One of the more enjoyable elements in The Kingsman franchise is the fun use of its stars. However, this movie opts to cast big names in minor roles with the hope of additional sequels set in this era to further flesh out said characters. Actors such as Aaron Taylor-Johnson, Tom Hollander and Stanley Tucci are barely in the movie but are a part of the final sequence, in which The Kingsmen agency is established.

Another actor cast in a role that teases a sequel is Daniel Bruhl as Erik Jan Hanussen. Bruhl is probably in this movie for about 15 minutes and is in the stinger where he introduces Vladimir Lenin (August Diehl) to Adolph Hitler (David Kross). These roles are not only forgettable but ultimately meaningless if Vaughn’s sequels don’t happen.

Despite a lot of the action being spoiled in the trailer, Fiennes, Gemma Arterton, and Djimon Hounsou anchor this movie with their performances. They add a level of class to an otherwise mindless action film. I’d like to see them reprise these characters on another adventure, but it’s disappointing that Hounsou’s Shola would be sidelined from the action since he ends up being promoted to the role of the agency’s quartermaster aka Merlin. Harris Dickinson is the weakest player in this movie as Conrad Oxford. He’s reduced to constantly fighting his father for permission to join the war to do his part. Unfortunately, he’s no Chris Evans (or Steve Rogers for that matter.)

It’s funny to think that Grigori Rasputin (Rhys Ifans) is given so much attention in the marketing of this movie because he’s kind of the only villain who does anything much less has personality. The Shephard (who I won’t reveal in case you want to see this movie) is about as mustache twirling a baddie as you can get. He leads the group of bad guys because he yells (a lot) and is the one that created a ridiculous code name system. It’s also strange that the villain of this movie is the originator of the franchise’s famous quote, “Manners maketh man.”

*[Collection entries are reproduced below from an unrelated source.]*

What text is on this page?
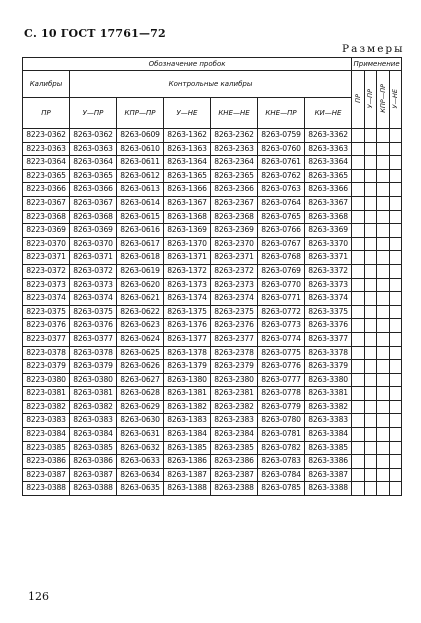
С. 10 ГОСТ 17761—72
Размеры
Обозначение пробок							Применение			
Калибры	Контрольные калибры						ПР	У—ПР	КПР—ПР	У—НЕ
ПР	У—ПР	КПР—ПР	У—НЕ	КНЕ—НЕ	КНЕ—ПР	КИ—НЕ				
8223-0362	8263-0362	8263-0609	8263-1362	8263-2362	8263-0759	8263-3362				
8223-0363	8263-0363	8263-0610	8263-1363	8263-2363	8263-0760	8263-3363				
8223-0364	8263-0364	8263-0611	8263-1364	8263-2364	8263-0761	8263-3364				
8223-0365	8263-0365	8263-0612	8263-1365	8263-2365	8263-0762	8263-3365				
8223-0366	8263-0366	8263-0613	8263-1366	8263-2366	8263-0763	8263-3366				
8223-0367	8263-0367	8263-0614	8263-1367	8263-2367	8263-0764	8263-3367				
8223-0368	8263-0368	8263-0615	8263-1368	8263-2368	8263-0765	8263-3368				
8223-0369	8263-0369	8263-0616	8263-1369	8263-2369	8263-0766	8263-3369				
8223-0370	8263-0370	8263-0617	8263-1370	8263-2370	8263-0767	8263-3370				
8223-0371	8263-0371	8263-0618	8263-1371	8263-2371	8263-0768	8263-3371				
8223-0372	8263-0372	8263-0619	8263-1372	8263-2372	8263-0769	8263-3372				
8223-0373	8263-0373	8263-0620	8263-1373	8263-2373	8263-0770	8263-3373				
8223-0374	8263-0374	8263-0621	8263-1374	8263-2374	8263-0771	8263-3374				
8223-0375	8263-0375	8263-0622	8263-1375	8263-2375	8263-0772	8263-3375				
8223-0376	8263-0376	8263-0623	8263-1376	8263-2376	8263-0773	8263-3376				
8223-0377	8263-0377	8263-0624	8263-1377	8263-2377	8263-0774	8263-3377				
8223-0378	8263-0378	8263-0625	8263-1378	8263-2378	8263-0775	8263-3378				
8223-0379	8263-0379	8263-0626	8263-1379	8263-2379	8263-0776	8263-3379				
8223-0380	8263-0380	8263-0627	8263-1380	8263-2380	8263-0777	8263-3380				
8223-0381	8263-0381	8263-0628	8263-1381	8263-2381	8263-0778	8263-3381				
8223-0382	8263-0382	8263-0629	8263-1382	8263-2382	8263-0779	8263-3382				
8223-0383	8263-0383	8263-0630	8263-1383	8263-2383	8263-0780	8263-3383				
8223-0384	8263-0384	8263-0631	8263-1384	8263-2384	8263-0781	8263-3384				
8223-0385	8263-0385	8263-0632	8263-1385	8263-2385	8263-0782	8263-3385				
8223-0386	8263-0386	8263-0633	8263-1386	8263-2386	8263-0783	8263-3386				
8223-0387	8263-0387	8263-0634	8263-1387	8263-2387	8263-0784	8263-3387				
8223-0388	8263-0388	8263-0635	8263-1388	8263-2388	8263-0785	8263-3388				
126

There are some ideas here that would make for a better and possibly shorter movie. However, the final product here is unimpressive and hollow.

Rating: 2/5.

ADDITIONAL COMMENTS: The bonus features include:

· The King’s Man: The Great Game Begins Documentary – an hour and a half of behind-the-scenes footage documenting the making of the movie.
· The making of the silent knife fight in no man’s land,
· Remembrance and Finding Purpose – an inspiring look at the work The Royal British Legion and Help for Heroes do for recovering, well-being and employment for military veterans.
· And the red band trailer.

The Big Comic Page was provided a screener of the movie. “The King’s Man” is available on Digital now and the 4K Ultra HD, Blu-ray, and DVD are available on February 22, 2022.